When the group was approached with the idea of setting up oyster farms, its members were hooked.
Alan Wright, parish council chairman and a member of Porlock Futures, said the group has been working on the plan for almost ten months.
He said: “Shellfish farming is a great idea on so many levels.
“There’s linkage to the history of the area and the farming has a low environmental impact.
“It’s very complicated because you have to contact a lot of different bodies before you can really go ahead with anything.
“We first spoke to a fishery in Devon who were extremely helpful and said what we were doing made sense.

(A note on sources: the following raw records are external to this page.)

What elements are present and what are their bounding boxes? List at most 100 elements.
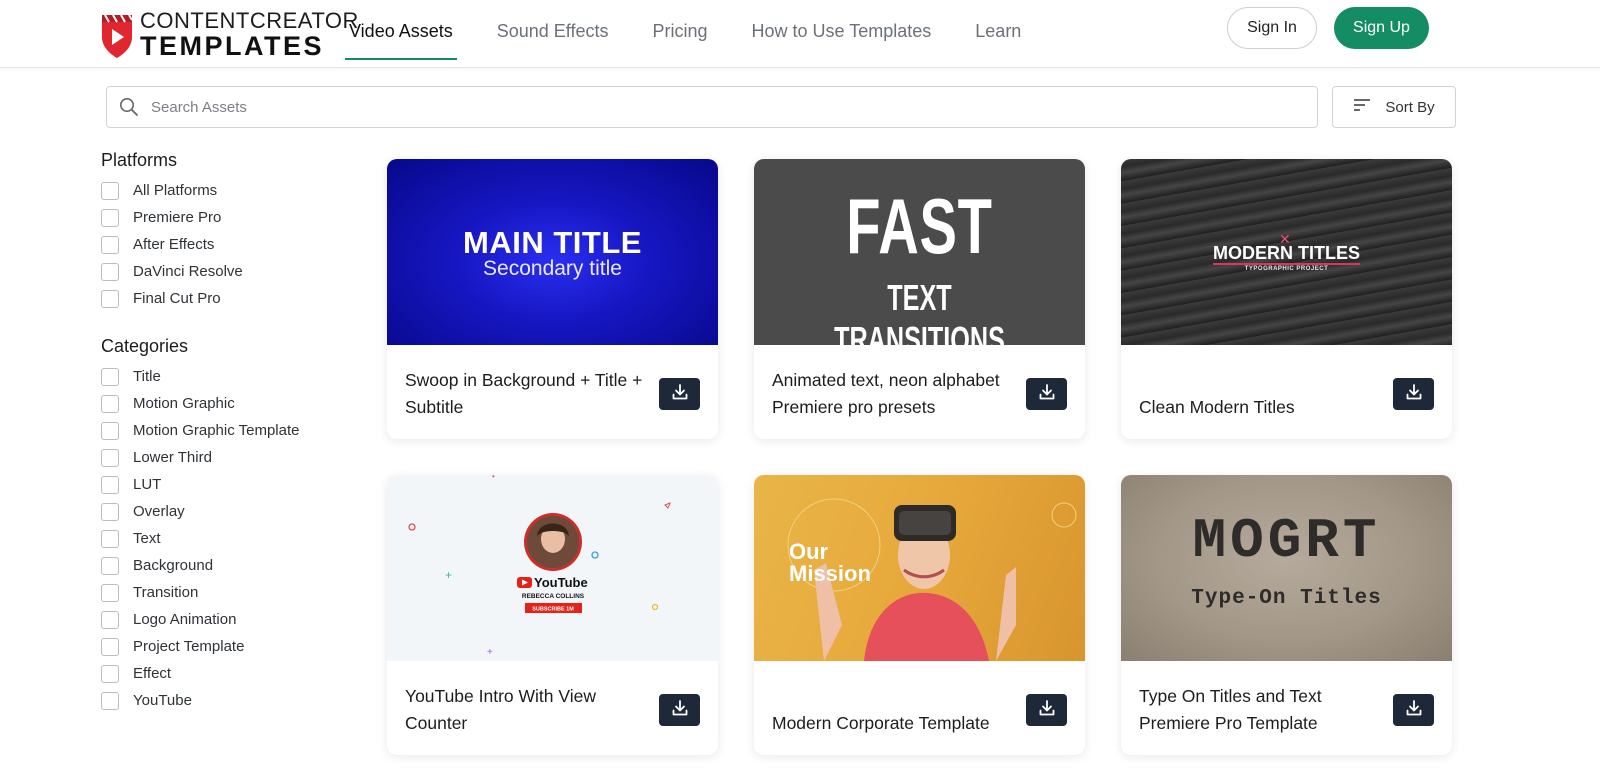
asset-thumbnail[interactable]: MAIN TITLE Secondary title <box>387 159 718 345</box>
platform-checkbox[interactable] <box>101 235 119 254</box>
svg-text:+: + <box>487 647 493 658</box>
category-filter-label: Overlay <box>133 503 185 520</box>
thumb-secondary-title: Type-On Titles <box>1191 587 1382 610</box>
category-filter-label: YouTube <box>133 692 192 709</box>
asset-card[interactable]: ✕ MODERN TITLES TYPOGRAPHIC PROJECT Clea… <box>1121 159 1452 439</box>
asset-thumbnail[interactable]: Our Mission <box>754 475 1085 661</box>
category-checkbox[interactable] <box>101 664 119 683</box>
category-filter-label: Background <box>133 557 214 574</box>
platform-filter-item[interactable]: Premiere Pro <box>101 204 341 231</box>
nav-pricing[interactable]: Pricing <box>649 0 712 60</box>
svg-text:SUBSCRIBE 1M: SUBSCRIBE 1M <box>532 607 574 613</box>
category-checkbox[interactable] <box>101 529 119 548</box>
category-checkbox[interactable] <box>101 367 119 386</box>
platform-filter-label: After Effects <box>133 236 215 253</box>
svg-text:YouTube: YouTube <box>534 575 588 590</box>
nav-sound-effects[interactable]: Sound Effects <box>493 0 613 60</box>
download-icon <box>1038 699 1056 722</box>
platform-filter-item[interactable]: After Effects <box>101 231 341 258</box>
category-filter-label: Logo Animation <box>133 611 237 628</box>
platform-checkbox[interactable] <box>101 208 119 227</box>
platform-checkbox[interactable] <box>101 181 119 200</box>
download-button[interactable] <box>1026 694 1067 726</box>
category-checkbox[interactable] <box>101 394 119 413</box>
asset-title[interactable]: Swoop in Background + Title + Subtitle <box>405 367 645 421</box>
asset-thumbnail[interactable]: FAST TEXT TRANSITIONS <box>754 159 1085 345</box>
platform-filter-item[interactable]: All Platforms <box>101 177 341 204</box>
sort-lines-icon <box>1353 98 1371 116</box>
nav-video-assets[interactable]: Video Assets <box>345 0 457 60</box>
category-filter-label: Transition <box>133 584 199 601</box>
thumb-main-title: MODERN TITLES <box>1213 243 1360 265</box>
platform-filter-label: Premiere Pro <box>133 209 222 226</box>
category-filter-item[interactable]: YouTube <box>101 687 341 714</box>
category-filter-item[interactable]: Effect <box>101 660 341 687</box>
sort-by-button[interactable]: Sort By <box>1332 86 1456 128</box>
download-button[interactable] <box>659 694 700 726</box>
category-filter-item[interactable]: Lower Third <box>101 444 341 471</box>
download-button[interactable] <box>1026 378 1067 410</box>
svg-text:•: • <box>492 475 495 481</box>
category-filter-list: Title Motion Graphic Motion Graphic Templa… <box>101 363 341 714</box>
logo-line-2: TEMPLATES <box>140 31 324 61</box>
asset-thumbnail[interactable]: MOGRT Type-On Titles <box>1121 475 1452 661</box>
asset-card[interactable]: MOGRT Type-On Titles Type On Titles and … <box>1121 475 1452 755</box>
thumb-secondary-title: TEXT TRANSITIONS <box>834 277 1005 345</box>
asset-card[interactable]: MAIN TITLE Secondary title Swoop in Back… <box>387 159 718 439</box>
platform-filter-label: Final Cut Pro <box>133 290 221 307</box>
category-checkbox[interactable] <box>101 691 119 710</box>
category-checkbox[interactable] <box>101 556 119 575</box>
asset-card[interactable]: Our Mission Modern Corporate Template <box>754 475 1085 755</box>
category-filter-item[interactable]: Title <box>101 363 341 390</box>
logo-shield-icon <box>100 11 134 59</box>
download-button[interactable] <box>1393 694 1434 726</box>
thumb-secondary-title: Secondary title <box>483 257 622 280</box>
category-filter-item[interactable]: Background <box>101 552 341 579</box>
category-checkbox[interactable] <box>101 502 119 521</box>
category-filter-item[interactable]: Motion Graphic Template <box>101 417 341 444</box>
asset-title[interactable]: Clean Modern Titles <box>1139 394 1379 421</box>
asset-title[interactable]: Animated text, neon alphabet Premiere pr… <box>772 367 1012 421</box>
category-filter-item[interactable]: LUT <box>101 471 341 498</box>
category-filter-label: Lower Third <box>133 449 212 466</box>
category-checkbox[interactable] <box>101 610 119 629</box>
category-filter-item[interactable]: Project Template <box>101 633 341 660</box>
sort-by-label: Sort By <box>1385 98 1435 116</box>
download-button[interactable] <box>659 378 700 410</box>
download-icon <box>671 383 689 406</box>
download-icon <box>1405 383 1423 406</box>
asset-thumbnail[interactable]: + + • YouTube REBECCA COLLINS SUBSCRIBE … <box>387 475 718 661</box>
asset-thumbnail[interactable]: ✕ MODERN TITLES TYPOGRAPHIC PROJECT <box>1121 159 1452 345</box>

“They put us in touch with the Shellfish Association of Great Britain, who were also extremely helpful and have helped us with our research.”
The group has secured £17,000 in funding from the Exmoor National Park Authority, the parish council and the Shellfish Association to fund a trial which will see the planting of oysters and mussels sourced from Cornwall, and then monitoring them over a year.
It will then be decided if the project will continue, and Mr Wright is hopeful that it will.
He said: “I’m really confident that we’ll set up a proper business in own right because it has worked here before.
“The bonus is that any money made will be used for social enterprise and setting up other community projects.”
So, how do you farm shellfish?
Mr Wright explained that oysters live underwater their whole lives until they are ready to distribute, while mussels are grown on poles because they have to be in an intertidal area.
As to why Porlock suddenly stopped producing oysters, he said: “Local legend has it that other oyster farms elsewhere in the country were in a bit of trouble before one night they came along and stole all the oysters from Porlock.
“Colchester gets the blame, but I’m not entirely sure!”
Residents Mr Wright has spoken to agree that the idea is a good one.
He said: “This is a serious project and one we really think will work.
“We’re on to the next stage, and the idea has been very popular as it really fits with Porlock’s heritage and history.”
It is hoped the trial will start in March.